As a young girl leaping barefoot from rock to rock, I learned that I didn't fall in the creek when I trusted my body. Deliberate thinking wasn't necessary – in my endless hours of exploring my neighborhood creek with my little dog, my body would effortlessly find footholds and handholds in the rocks and boulders. My bare feet knew intuitively where to go.

Later, as a PhD student in philosophy, I gravitated to the formal study of that phenomenon unfolding between my body and the creek: I entered the world of phenomenology. Then, as a professional philosopher, I specialized in a radical interdisciplinary area called Embodied Cognition that overturns the centuries-old Western notion that the mind and body are two separate things. Instead, it argues, the mind IS the body – or more precisely, the mind is the body-world relationship. Our bodies are in an ongoing, dynamic interaction, like a conversation, with the world around us that either limits or enhances our capacity to think and act.

I left academia to apply my understanding of this body-world relationship to public engagement on climate change. As an educator and community organizer for 10 years, I drew on social psychology to create high-trust learning environments in which participants could overcome their psychological barriers to climate engagement. But I hit a wall: the voluntaristic theory of change of many liberal climate activists. The way out of the crisis was "simple" – everyone should just wake up, understand how much trouble we're in, and take action. But I saw this wasn't enough.

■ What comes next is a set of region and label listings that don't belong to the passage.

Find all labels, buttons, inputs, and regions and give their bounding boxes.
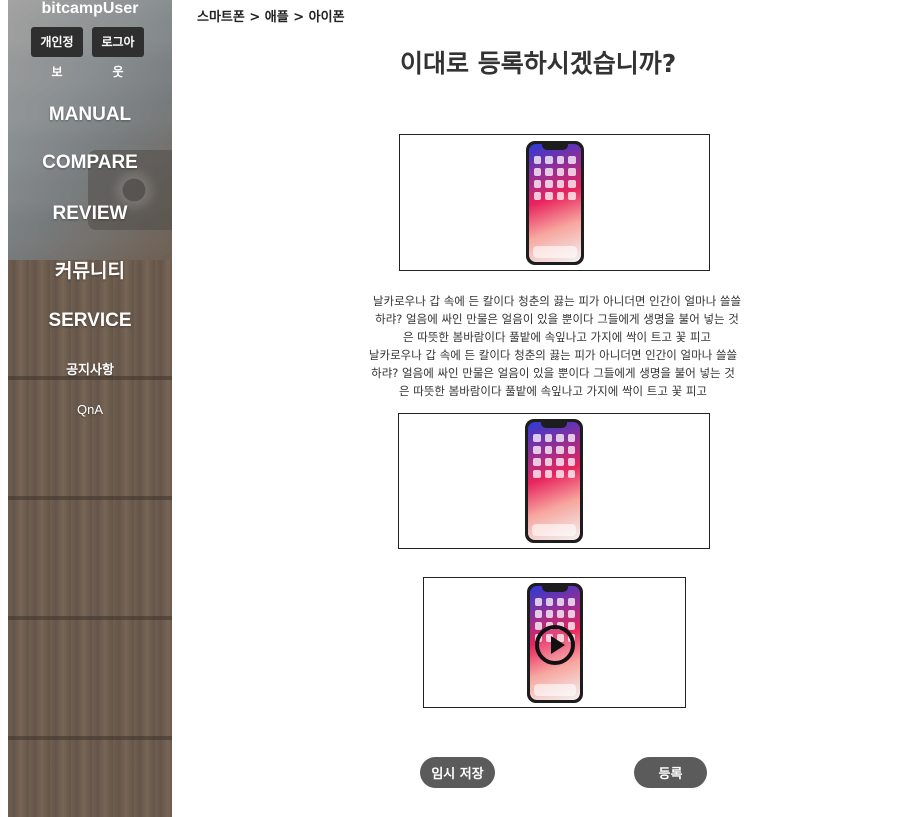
iphone-image	[526, 582, 583, 703]
product-description-1: 날카로우나 갑 속에 든 칼이다 청춘의 끓는 피가 아니더면 인간이 얼마나 …	[372, 294, 742, 344]
temp-save-button[interactable]: 임시 저장	[420, 757, 495, 788]
menu-item-review[interactable]: REVIEW	[8, 203, 172, 225]
menu-item-manual[interactable]: MANUAL	[8, 104, 172, 126]
page-title: 이대로 등록하시겠습니까?	[400, 49, 677, 78]
product-image-1	[399, 134, 710, 271]
menu-item-community[interactable]: 커뮤니티	[8, 256, 172, 283]
menu-item-qna[interactable]: QnA	[8, 402, 172, 417]
play-icon[interactable]	[534, 624, 575, 665]
product-image-2	[398, 413, 710, 549]
submit-button[interactable]: 등록	[634, 757, 707, 788]
profile-button[interactable]: 개인정보	[31, 27, 83, 79]
menu-item-service[interactable]: SERVICE	[8, 310, 172, 332]
product-description-2: 날카로우나 갑 속에 든 칼이다 청춘의 끓는 피가 아니더면 인간이 얼마나 …	[368, 348, 738, 398]
product-video[interactable]	[423, 577, 686, 708]
iphone-image	[525, 419, 583, 543]
menu-item-notice[interactable]: 공지사항	[8, 359, 172, 378]
user-name: bitcampUser	[41, 0, 139, 17]
breadcrumb: 스마트폰 > 애플 > 아이폰	[197, 10, 345, 25]
menu-item-compare[interactable]: COMPARE	[8, 152, 172, 174]
iphone-image	[525, 140, 584, 265]
sidebar: bitcampUser 개인정보 로그아웃 MANUAL COMPARE REV…	[8, 0, 172, 817]
logout-button[interactable]: 로그아웃	[92, 27, 144, 79]
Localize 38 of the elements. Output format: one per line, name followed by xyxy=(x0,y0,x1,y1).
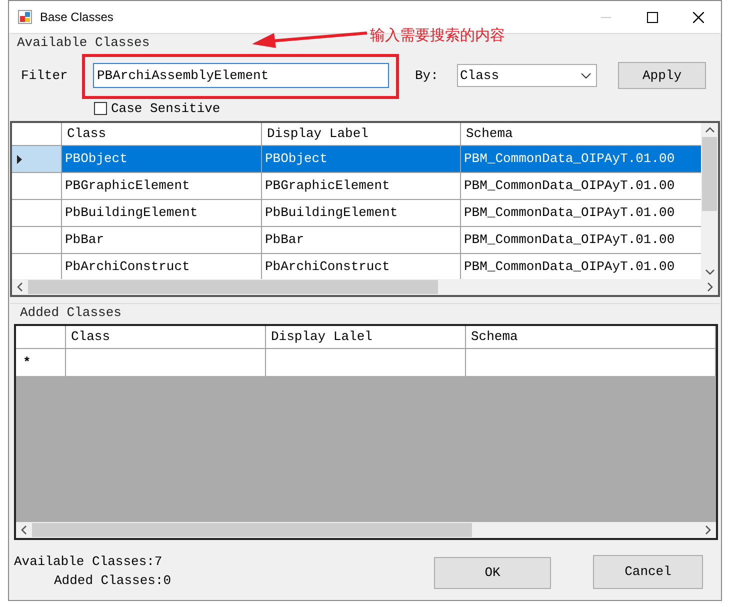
column-header[interactable]: Schema xyxy=(466,326,716,348)
window-title: Base Classes xyxy=(40,9,114,26)
maximize-icon[interactable] xyxy=(646,12,658,22)
cancel-button[interactable]: Cancel xyxy=(593,555,703,589)
minimize-icon[interactable] xyxy=(601,16,611,18)
apply-button[interactable]: Apply xyxy=(618,62,706,89)
table-cell: PBObject xyxy=(262,146,461,172)
table-row[interactable]: PBGraphicElement PBGraphicElement PBM_CommonData_OIPAyT.01.00 xyxy=(12,173,701,200)
caret-icon xyxy=(581,72,591,78)
table-row[interactable]: PbBar PbBar PBM_CommonData_OIPAyT.01.00 xyxy=(12,227,701,254)
by-dropdown[interactable]: Class xyxy=(457,64,597,87)
by-label: By: xyxy=(415,66,440,85)
column-header[interactable]: Class xyxy=(62,123,262,145)
filter-field[interactable]: PBArchiAssemblyElement xyxy=(93,63,389,88)
table-cell: PBM_CommonData_OIPAyT.01.00 xyxy=(461,146,701,172)
horizontal-scrollbar[interactable] xyxy=(16,522,716,538)
vertical-scrollbar[interactable] xyxy=(701,123,718,279)
ok-button[interactable]: OK xyxy=(434,557,551,589)
new-row-marker: * xyxy=(23,354,31,372)
group-title: Added Classes xyxy=(20,304,122,322)
checkbox[interactable] xyxy=(94,102,107,116)
filter-label: Filter xyxy=(21,66,69,85)
annotation-text: 输入需要搜索的内容 xyxy=(370,25,505,46)
table-row[interactable]: PbBuildingElement PbBuildingElement PBM_CommonData_OIPAyT.01.00 xyxy=(12,200,701,227)
column-header[interactable]: Class xyxy=(66,326,266,348)
horizontal-scrollbar[interactable] xyxy=(12,279,718,295)
table-cell: PBObject xyxy=(62,146,262,172)
status-text: Added Classes:0 xyxy=(54,572,172,590)
row-header[interactable] xyxy=(12,146,62,172)
column-header[interactable]: Display Label xyxy=(262,123,461,145)
group-title: Available Classes xyxy=(17,34,150,52)
checkbox-label: Case Sensitive xyxy=(111,100,220,118)
status-text: Available Classes:7 xyxy=(14,553,162,571)
app-icon xyxy=(18,10,32,24)
table-row[interactable]: PBObject PBObject PBM_CommonData_OIPAyT.01.00 xyxy=(12,146,701,173)
close-icon[interactable] xyxy=(692,12,704,22)
row-pointer-icon xyxy=(17,154,22,164)
column-header[interactable]: Display Lalel xyxy=(266,326,466,348)
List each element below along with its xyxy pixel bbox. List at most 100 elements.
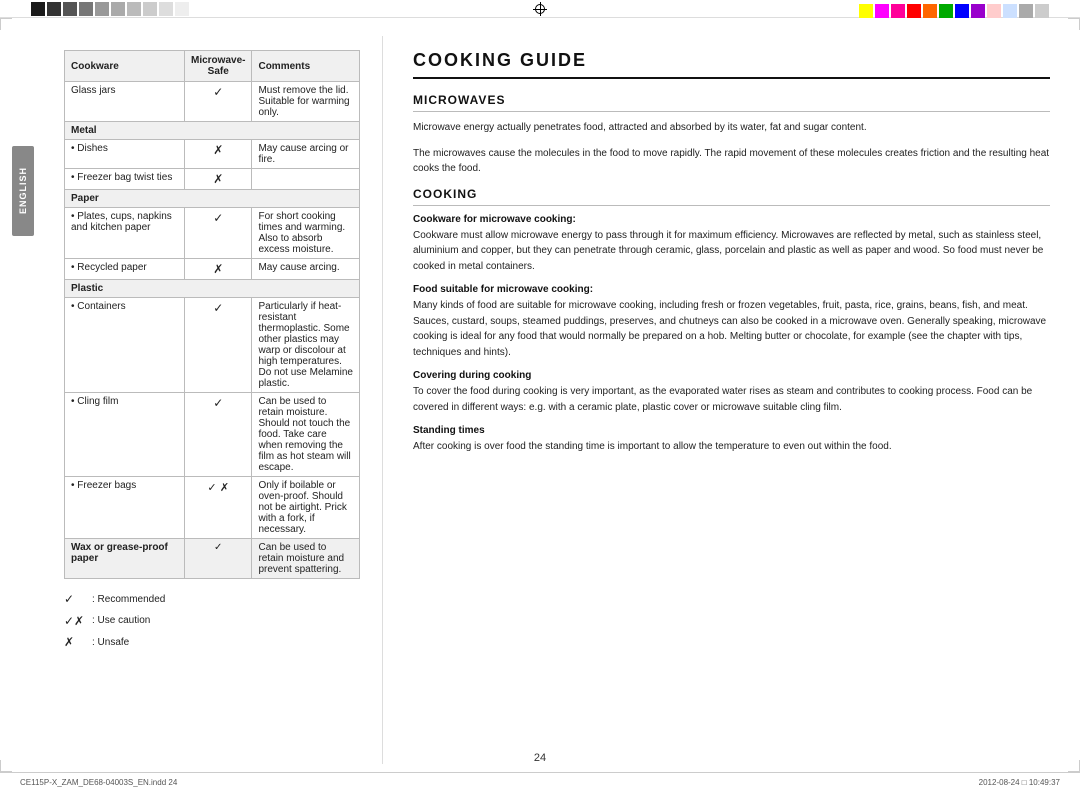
- color-swatch: [1019, 4, 1033, 18]
- color-swatch: [159, 2, 173, 16]
- safe-cell: ✗: [185, 259, 252, 280]
- legend-text: : Unsafe: [92, 634, 129, 652]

In organizational consulting, I realized that unacknowledged power dynamics were like the rocks and boulders in my childhood creek – shaping people's behavior more than any values or principles. To access real change in teams, I needed to gently awaken interconnectedness and trust. But it was painful to see how these deeper shifts would then threaten the status quo, which often requires people to suppress their true feelings and conform.

Finally, I stopped shifting gears and sat down face to face with myself. It took 1.5 years of somatic trauma healing work to bring me into contact with the incredible flow of moment-by-moment truth-telling inside my body – things I used to ignore, like the clenching of my stomach muscles or the way I would hold my breath when stressed. These somatic sensations were my body talking to me, and listening to them was completely transformative. Once I discovered this, I couldn’t stop – I took a deep dive into practitioner training, and here I am.

I didn’t land on this work by following a straight line. My path has been shaped by a long process of turning toward what’s real. I started in academia, drawn to philosophy and the study of embodied cognition - how our minds emerge from the body’s relationship with the world. Then I spent years facilitating climate engagement and organizational change, trying to help people connect with what matters most. But over and over, I hit the same wall: the surface-level answers weren’t enough. Real transformation only happened when people were able to feel what was really going on in their bodies - and be met there without shame. That’s what brought me to this work. I stopped trying to fix systems and started listening more closely to the intelligence of the body. Everything I do now comes from that shift.​​

My Lineage

I was born on the Andean altiplano in Bogotá, Colombia, descendant of generations of hard-working mestizo people who could never even dream of leaving the country until my parents found their wings and emigrated, taking me with them.

I am a creature of the in-between spaces, a lover of translation and interweaving.

A lifelong student, I have been influenced by many teachers, but the ones who have most shaped my current work are: Bayo Akomolafe, Nora Bateson, Clarissa Pinkola Estes, and David Bedrick.